Model Hyperparameters to test:

1. [Filter Size](#s11) 
2. [Density Layer](#s12)

In [0]:
#Preprocessing  is the same; Running the following when the padding is finished
import pandas as pd
import numpy as np

from keras import layers
from keras.models import Sequential
from keras.preprocessing.text import Tokenizer, one_hot
from keras.preprocessing.sequence import pad_sequences
from keras.layers import Embedding, Conv1D, GlobalMaxPooling1D, Dense, Dropout, Flatten, MaxPooling1D, Input, Concatenate,Conv2D, MaxPool2D, Reshape, CuDNNLSTM
from keras.models import load_model
x_train;
y_train;
x_test;
y_test;

In [0]:
#CNN model
#try to choose the same parameter as before so that we can compare the result with regards to the model choice
#Parameters without specific comment are subject to fine-tuning.
# the reason why I set them to numerical value is that I don't want to re-run to load the parameter value specified before
emd_size = 128
filters = 250
kernal_size = 3 # normally is set to 3
hidden_dims = 64
vocab_size = 20000 # =max_features
max_length = 200 # =maxlen
epochs #2 It's better to change it to something larger say at least 5
#but I don't want to waste time waiting so I will leave the training with larger epoch to my parter


#As below is a shallow CNN; Definitely we can try with another deep CNN but it will take some time to fine-tuning as well hence
# I will take care of that if I do have some spare time.
# The reset is just routine with nothing worth mentioning.
model_cnn = Sequential()
model_cnn.add(Embedding(vocab_size, emd_size, input_length=max_length,))
model_cnn.add(Conv1D(filters, kernal_size, activation='relu'))
model_cnn.add(GlobalMaxPooling1D())
model_cnn.add(Dense(hidden_dims,activation='relu'))
model_cnn.add(Dropout(0.5))
model_cnn.add(Dense(6,activation='sigmoid'))
model_cnn.compile(optimizer='adam',loss='binary_crossentropy',metrics=['accuracy'])
model_cnn.summary()

#Fit model
history = model_cnn.fit(x_train,y_train, epochs=epochs,validation_data=(x_test,y_test),batch_size=batch_size)


In [0]:
loss,accuracy = model_cnn.evaluate(x_train,y_train)
print("EMM! <manual Exclamation> That's the Training accuracy: {:.5f}".format(accuracy))
loss,accuracy = model_cnn.evaluate(x_test,y_test)
print("That's the one: Testing Accuracy: {:.5f}".format(accuracy))

#should I visualize it? No way for such fancy useless things.

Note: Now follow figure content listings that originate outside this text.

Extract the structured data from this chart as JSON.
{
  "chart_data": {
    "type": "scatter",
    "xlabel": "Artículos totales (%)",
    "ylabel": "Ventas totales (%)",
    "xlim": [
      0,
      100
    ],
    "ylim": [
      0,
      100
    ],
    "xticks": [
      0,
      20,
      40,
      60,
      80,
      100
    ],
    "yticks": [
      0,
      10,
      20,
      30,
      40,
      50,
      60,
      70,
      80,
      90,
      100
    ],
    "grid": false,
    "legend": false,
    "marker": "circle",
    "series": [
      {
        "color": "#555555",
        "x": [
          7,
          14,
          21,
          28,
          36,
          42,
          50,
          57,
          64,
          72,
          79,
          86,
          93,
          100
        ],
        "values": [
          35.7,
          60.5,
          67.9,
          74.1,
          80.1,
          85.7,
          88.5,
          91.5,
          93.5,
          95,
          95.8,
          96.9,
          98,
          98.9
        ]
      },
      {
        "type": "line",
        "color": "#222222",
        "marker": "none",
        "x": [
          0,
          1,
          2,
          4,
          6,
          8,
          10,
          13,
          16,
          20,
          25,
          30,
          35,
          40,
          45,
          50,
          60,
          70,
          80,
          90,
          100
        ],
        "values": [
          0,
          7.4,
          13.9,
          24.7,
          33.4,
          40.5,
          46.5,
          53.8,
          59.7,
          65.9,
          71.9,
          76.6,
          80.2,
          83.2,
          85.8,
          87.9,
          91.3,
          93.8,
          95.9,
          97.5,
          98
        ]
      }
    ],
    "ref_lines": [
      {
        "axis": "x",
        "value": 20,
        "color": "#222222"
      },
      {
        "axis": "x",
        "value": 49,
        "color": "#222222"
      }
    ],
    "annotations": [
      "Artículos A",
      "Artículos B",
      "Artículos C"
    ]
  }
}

Do it yourself if you want.  

EMM! <manual Exclamation> That's the Training accuracy: 0.98581
That's the one: Testing Accuracy: 0.97131


159571/159571 [==============================] - 27s 169us/step
EMM! <manual Exclamation> That's the Training accuracy: 0.98581
63978/63978 [==============================] - 11s 172us/step
That's the one: Testing Accuracy: 0.97131

    It has better performance than LSTM along

<a id=’s11’></a>
### 1.1 Filter Size

case 1.1.1: Filter Size = 5

In [0]:
filter_size = 5

model_cnn2 = Sequential()
model_cnn2.add(Embedding(vocab_size, emd_size, input_length=max_length,))
model_cnn2.add(Conv1D(filters, filter_size, activation='relu'))
model_cnn2.add(GlobalMaxPooling1D())
model_cnn2.add(Dense(hidden_dims,activation='relu'))
model_cnn2.add(Dropout(0.5))
model_cnn2.add(Dense(6,activation='sigmoid'))
model_cnn2.compile(optimizer='adam',loss='binary_crossentropy',metrics=['accuracy'])
print(model_cnn2.summary())

#Fit model
history = model_cnn2.fit(x_train,y_train, epochs=epochs,validation_data=(x_test,y_test),batch_size=batch_size)

#Fit model
# history = model_cnn3.fit(x_train,y_train, epochs=epochs,validation_data=(x_test,y_test),batch_size=batch_size)

In [0]:
loss,accuracy = model_cnn2.evaluate(x_train,y_train)
print("Training accuracy: {:.5f}".format(accuracy))
loss,accuracy = model_cnn2.evaluate(x_test,y_test)
print("Testing Accuracy: {:.5f}".format(accuracy))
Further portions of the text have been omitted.